In truth—so his spies’ reports had it, they made the measures as much as possible, and tucked gifts in as well.

So the Olmernmen, particularly those of the village of Capayneth, still honored the Nineteen, the wizards’ gods, as did the rural folk of Amefel,

—while the local Quinalt priests, for a share of the gold, looked the other way. As a deity, Mauryl had been demonstrably efficacious for centuries-at least, skeptics said, the many who had had the name of Mauryl and occupied the tower since the legendary rise of the Sihhé kings. More, on the medicines and spells the old man sold, Capayneth’s sheep bore twins, Capayneth’s women never miscarried, Capayneth’s crops somehow never quite headed-out and dried before hail that flattened other fields, and Capayneth’s folk lived long and healthy lives. So they said.

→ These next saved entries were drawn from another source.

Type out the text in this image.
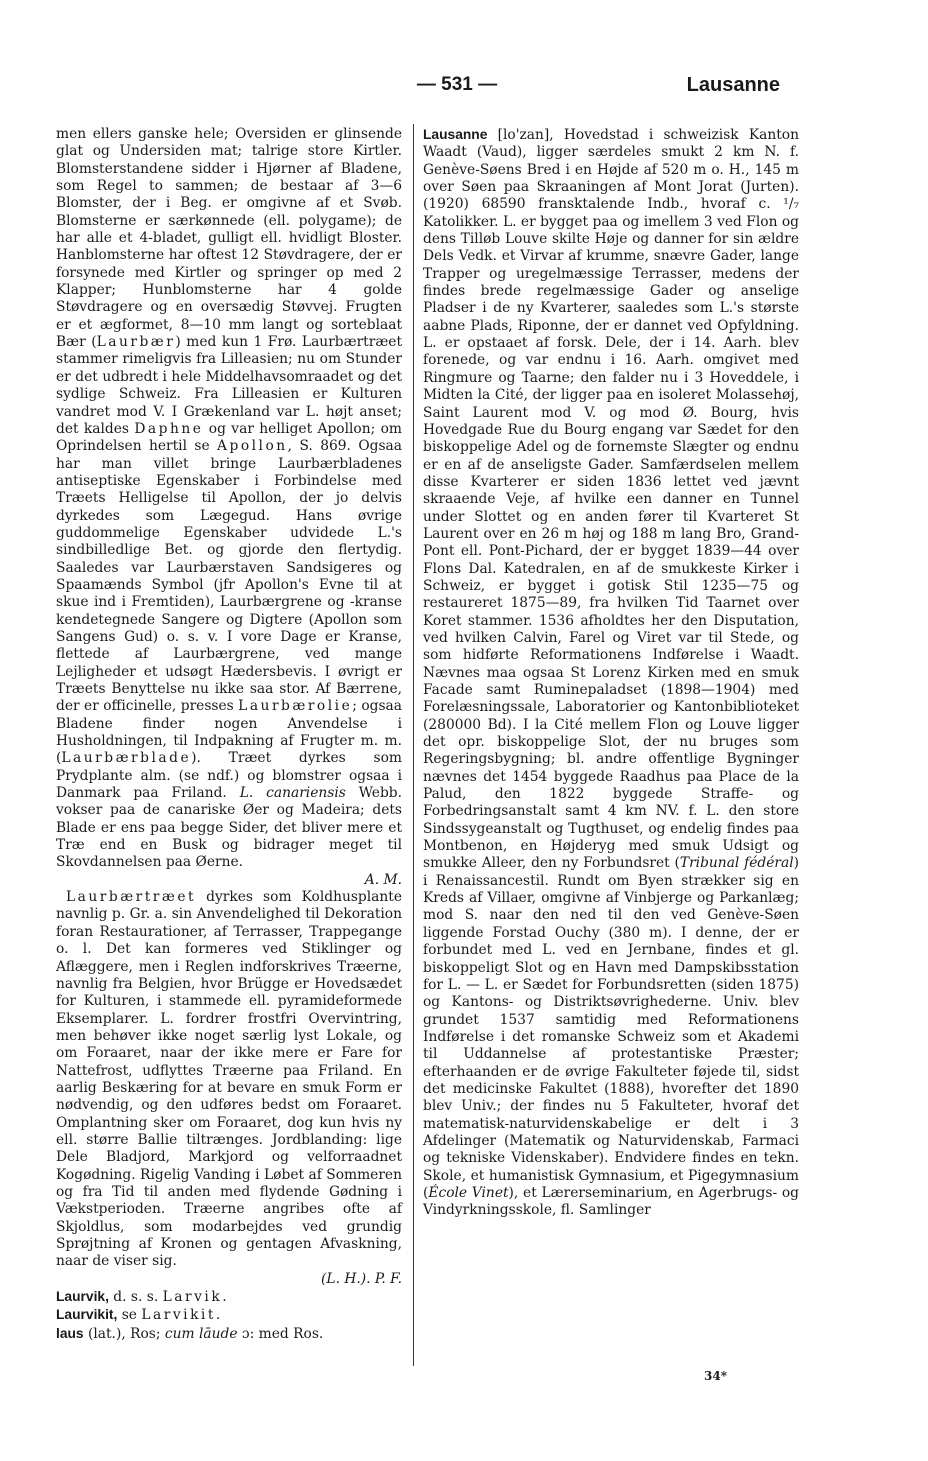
— 531 —	Lausanne

men ellers ganske hele; Oversiden er glinsende glat og Undersiden mat; talrige store Kirtler. Blomsterstandene sidder i Hjørner af Bladene, som Regel to sammen; de bestaar af 3—6 Blomster, der i Beg. er omgivne af et Svøb. Blomsterne er særkønnede (ell. polygame); de har alle et 4-bladet, gulligt ell. hvidligt Bloster. Hanblomsterne har oftest 12 Støvdragere, der er forsynede med Kirtler og springer op med 2 Klapper; Hunblomsterne har 4 golde Støvdragere og en oversædig Støvvej. Frugten er et ægformet, 8—10 mm langt og sorteblaat Bær (Laurbær) med kun 1 Frø. Laurbærtræet stammer rimeligvis fra Lilleasien; nu om Stunder er det udbredt i hele Middelhavsomraadet og det sydlige Schweiz. Fra Lilleasien er Kulturen vandret mod V. I Grækenland var L. højt anset; det kaldes Daphne og var helliget Apollon; om Oprindelsen hertil se Apollon, S. 869. Ogsaa har man villet bringe Laurbærbladenes antiseptiske Egenskaber i Forbindelse med Træets Helligelse til Apollon, der jo delvis dyrkedes som Lægegud. Hans øvrige guddommelige Egenskaber udvidede L.'s sindbilledlige Bet. og gjorde den flertydig. Saaledes var Laurbærstaven Sandsigeres og Spaamænds Symbol (jfr Apollon's Evne til at skue ind i Fremtiden), Laurbærgrene og -kranse kendetegnede Sangere og Digtere (Apollon som Sangens Gud) o. s. v. I vore Dage er Kranse, flettede af Laurbærgrene, ved mange Lejligheder et udsøgt Hædersbevis. I øvrigt er Træets Benyttelse nu ikke saa stor. Af Bærrene, der er officinelle, presses Laurbærolie; ogsaa Bladene finder nogen Anvendelse i Husholdningen, til Indpakning af Frugter m. m. (Laurbærblade). Træet dyrkes som Prydplante alm. (se ndf.) og blomstrer ogsaa i Danmark paa Friland. L. canariensis Webb. vokser paa de canariske Øer og Madeira; dets Blade er ens paa begge Sider, det bliver mere et Træ end en Busk og bidrager meget til Skovdannelsen paa Øerne.

A. M.

Laurbærtræet dyrkes som Koldhusplante navnlig p. Gr. a. sin Anvendelighed til Dekoration foran Restaurationer, af Terrasser, Trappegange o. l. Det kan formeres ved Stiklinger og Aflæggere, men i Reglen indforskrives Træerne, navnlig fra Belgien, hvor Brügge er Hovedsædet for Kulturen, i stammede ell. pyramideformede Eksemplarer. L. fordrer frostfri Overvintring, men behøver ikke noget særlig lyst Lokale, og om Foraaret, naar der ikke mere er Fare for Nattefrost, udflyttes Træerne paa Friland. En aarlig Beskæring for at bevare en smuk Form er nødvendig, og den udføres bedst om Foraaret. Omplantning sker om Foraaret, dog kun hvis ny ell. større Ballie tiltrænges. Jordblanding: lige Dele Bladjord, Markjord og velforraadnet Kogødning. Rigelig Vanding i Løbet af Sommeren og fra Tid til anden med flydende Gødning i Vækstperioden. Træerne angribes ofte af Skjoldlus, som modarbejdes ved grundig Sprøjtning af Kronen og gentagen Afvaskning, naar de viser sig.

(L. H.). P. F.

Laurvik, d. s. s. Larvik.

Laurvikit, se Larvikit.

laus (lat.), Ros; cum lāude ɔ: med Ros.

Lausanne [lo'zan], Hovedstad i schweizisk Kanton Waadt (Vaud), ligger særdeles smukt 2 km N. f. Genève-Søens Bred i en Højde af 520 m o. H., 145 m over Søen paa Skraaningen af Mont Jorat (Jurten). (1920) 68590 fransktalende Indb., hvoraf c. ¹/₇ Katolikker. L. er bygget paa og imellem 3 ved Flon og dens Tilløb Louve skilte Højе og danner for sin ældre Dels Vedk. et Virvar af krumme, snævre Gader, lange Trapper og uregelmæssige Terrasser, medens der findes brede regelmæssige Gader og anselige Pladser i de ny Kvarterer, saaledes som L.'s største aabne Plads, Riponne, der er dannet ved Opfyldning. L. er opstaaet af forsk. Dele, der i 14. Aarh. blev forenede, og var endnu i 16. Aarh. omgivet med Ringmure og Taarne; den falder nu i 3 Hoveddele, i Midten la Cité, der ligger paa en isoleret Molassehøj, Saint Laurent mod V. og mod Ø. Bourg, hvis Hovedgade Rue du Bourg engang var Sædet for den biskoppelige Adel og de fornemste Slægter og endnu er en af de anseligste Gader. Samfærdselen mellem disse Kvarterer er siden 1836 lettet ved jævnt skraaende Veje, af hvilke een danner en Tunnel under Slottet og en anden fører til Kvarteret St Laurent over en 26 m høj og 188 m lang Bro, Grand-Pont ell. Pont-Pichard, der er bygget 1839—44 over Flons Dal. Katedralen, en af de smukkeste Kirker i Schweiz, er bygget i gotisk Stil 1235—75 og restaureret 1875—89, fra hvilken Tid Taarnet over Koret stammer. 1536 afholdtes her den Disputation, ved hvilken Calvin, Farel og Viret var til Stede, og som hidførte Reformationens Indførelse i Waadt. Nævnes maa ogsaa St Lorenz Kirken med en smuk Facade samt Ruminepaladset (1898—1904) med Forelæsningssale, Laboratorier og Kantonbiblioteket (280000 Bd). I la Cité mellem Flon og Louve ligger det opr. biskoppelige Slot, der nu bruges som Regeringsbygning; bl. andre offentlige Bygninger nævnes det 1454 byggede Raadhus paa Place de la Palud, den 1822 byggede Straffe- og Forbedringsanstalt samt 4 km NV. f. L. den store Sindssygeanstalt og Tugthuset, og endelig findes paa Montbenon, en Højderyg med smuk Udsigt og smukke Alleer, den ny Forbundsret (Tribunal fédéral) i Renaissancestil. Rundt om Byen strækker sig en Kreds af Villaer, omgivne af Vinbjerge og Parkanlæg; mod S. naar den ned til den ved Genève-Søen liggende Forstad Ouchy (380 m). I denne, der er forbundet med L. ved en Jernbane, findes et gl. biskoppeligt Slot og en Havn med Dampskibsstation for L. — L. er Sædet for Forbundsretten (siden 1875) og Kantons- og Distriktsøvrighederne. Univ. blev grundet 1537 samtidig med Reformationens Indførelse i det romanske Schweiz som et Akademi til Uddannelse af protestantiske Præster; efterhaanden er de øvrige Fakulteter føjede til, sidst det medicinske Fakultet (1888), hvorefter det 1890 blev Univ.; der findes nu 5 Fakulteter, hvoraf det matematisk-naturvidenskabelige er delt i 3 Afdelinger (Matematik og Naturvidenskab, Farmaci og tekniske Videnskaber). Endvidere findes en tekn. Skole, et humanistisk Gymnasium, et Pigegymnasium (École Vinet), et Lærerseminarium, en Agerbrugs- og Vindyrkningsskole, fl. Samlinger

34*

And mutter as the Quinalt would, it could not prevent the veneration that outlasted the Sihhé themselves.

Mauryl fallen? The sun had as well come up in the west. Comets should fill the heavens.

The youth’s acute attention had flagged now. The youth’s head had drooped under his study as if bearing himself on his feet was all that he could do. If this lad was local deity, heir to immortal Mauryl, he bore the wrong name and showed himself a mortal and weary godling, smudged with mud and traces of blood, wilting before his eyes. The spark that had leapt out of the youth for that moment seemed utterly irrecoverable now, the force all fled, —for which the Prince of Ylesuin could be grateful. Here was only a tired young man with an unkept look and a convincing innocence at least of pig-theft, wife-beating, and petty banditry.  “Tristen.”